LE 4 DÉCEMBRE 2006, Petrochina, le premier pétrolier chinois, coté à Hongkong et à Wall Street, a dépassé Shell, devenant la sixième capitalisation boursière mondiale. Cette compagnie n’est pourtant que la filiale d’une importante société d’Etat, la China National Petroleum Corporation (CNPC), et deux autres compagnies chinoises la talonnent, la China Petroleum & Chemical Corporation (Sinopec) et la Chinese National Off-Shore Oil Company (Cnooc). En 1999, ces sociétés opéraient au Venezuela, au Soudan, en Azerbaïdjan, au Kazakhstan, en Birmanie et en Indonésie; elles s’activent désormais dans une quarantaine de pays.

La Chine et l’Inde, d’où est venu le gros de la demande supplémentaire d’hydrocarbures durant ces trois dernières années, tentent de coordonner leur expansion à l’extérieur de leur territoire pour que leurs compagnies chassent en meute. Ce n’est qu’un signe parmi d’autres du bouleversement en cours dans l’industrie pétrolière mondiale, caché par le yo-yo incessant des cours de l’or noir qui excite les spéculateurs, déprime les automobilistes et affole les consommateurs des deux hémisphères.

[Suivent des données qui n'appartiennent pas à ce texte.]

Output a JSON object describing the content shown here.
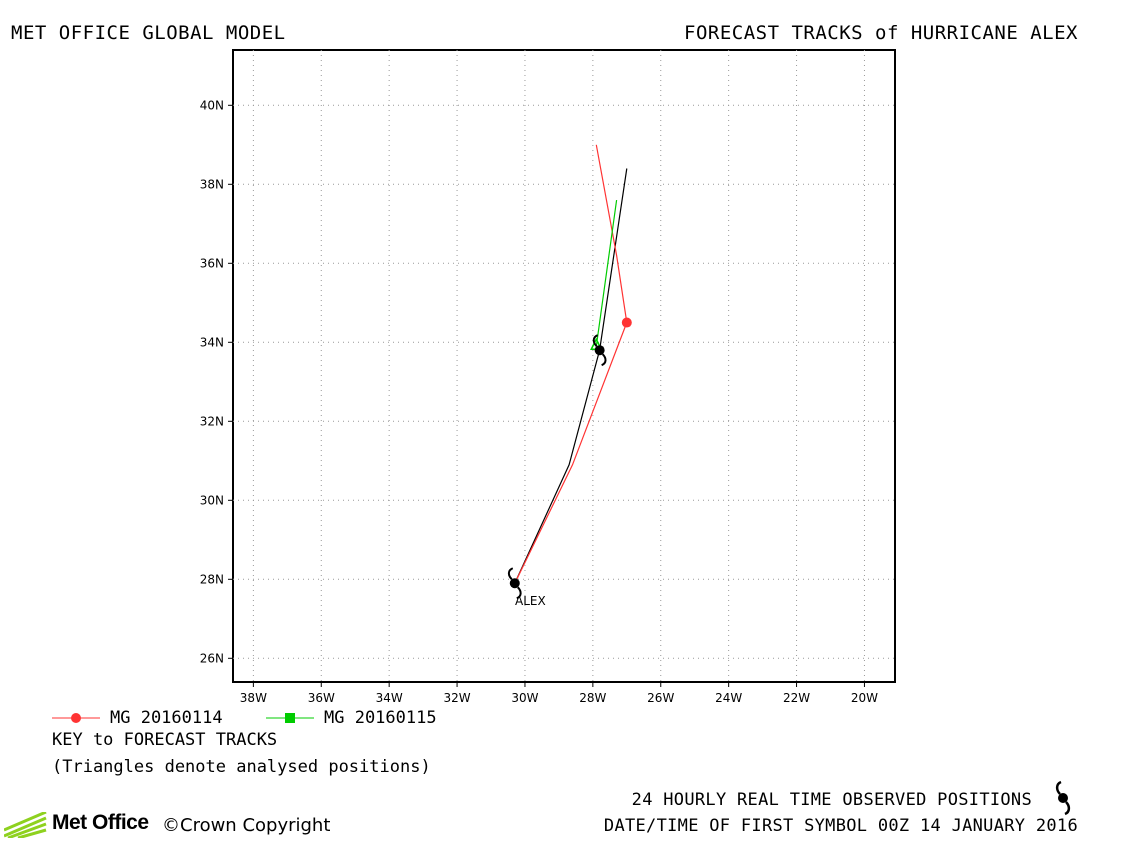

Une poignée d’acteurs opèrent au début de la chaîne, dans l’exploration et la production, à travers toute la planète, et se partagent les réserves mondiales depétrole et de gaz. Avec un rapport de forces en plein bouleversement entre les dominants d’hier, les majors surtout anglo-saxonnes, qui ne sont plus que cinq (ExxonMobil, Royal Dutch Shell, BP, Total, Chevron) à contrôler à peine 9% des gisements, et les nouveaux titans du brut que sont les compagnies pétrolières nationales (CPN) des pays membres de l’Organisation des pays exportateurs de pétrole (OPEP) (cf. encadré page 19). Dix d’entre elles disposent de la majorité des réserves (53 %) et se savent désormais

* Journaliste, auteur de l’ouvrage Les Emirs de la République. L’aventure du pétrole tricolore (en collaboration avec Pierre Péan), Seuil, Paris, 1982.

incontournables. Derrière, loin derrière, d’autres CPN exploitent 16 % des réserves. Beaucoup sont les bras armés d’Etats comme la Chine, l’Inde, le Brésil ou la Malaisie dont les besoins explosent au rythme exceptionnel de leur croissance économique.

Enfin, il y a les indépendants, en général des compagnies privées, souvent mais pas exclusivement occidentales, de taille plus modeste que les majors ou les CPN, qui règnent sur le cinquième des réserves mondiales d’hydrocarbures.

En dehors des dix de l’OPEP(1), les trois autres acteurs puisent dans leurs réserves, dont ils sont propriétaires, qui diminuent inexorablement, et voient l’avenir avec inquiétude. L’écart est préoccupant d’abord pour les indépendants (34 % de la production mondiale, contre seulement 22 % des réserves), mais aussi pour les CPN qui n’appartiennent pas à l’OPEP (25 %, contre 16%) et pour les majors (13 %, contre 9%).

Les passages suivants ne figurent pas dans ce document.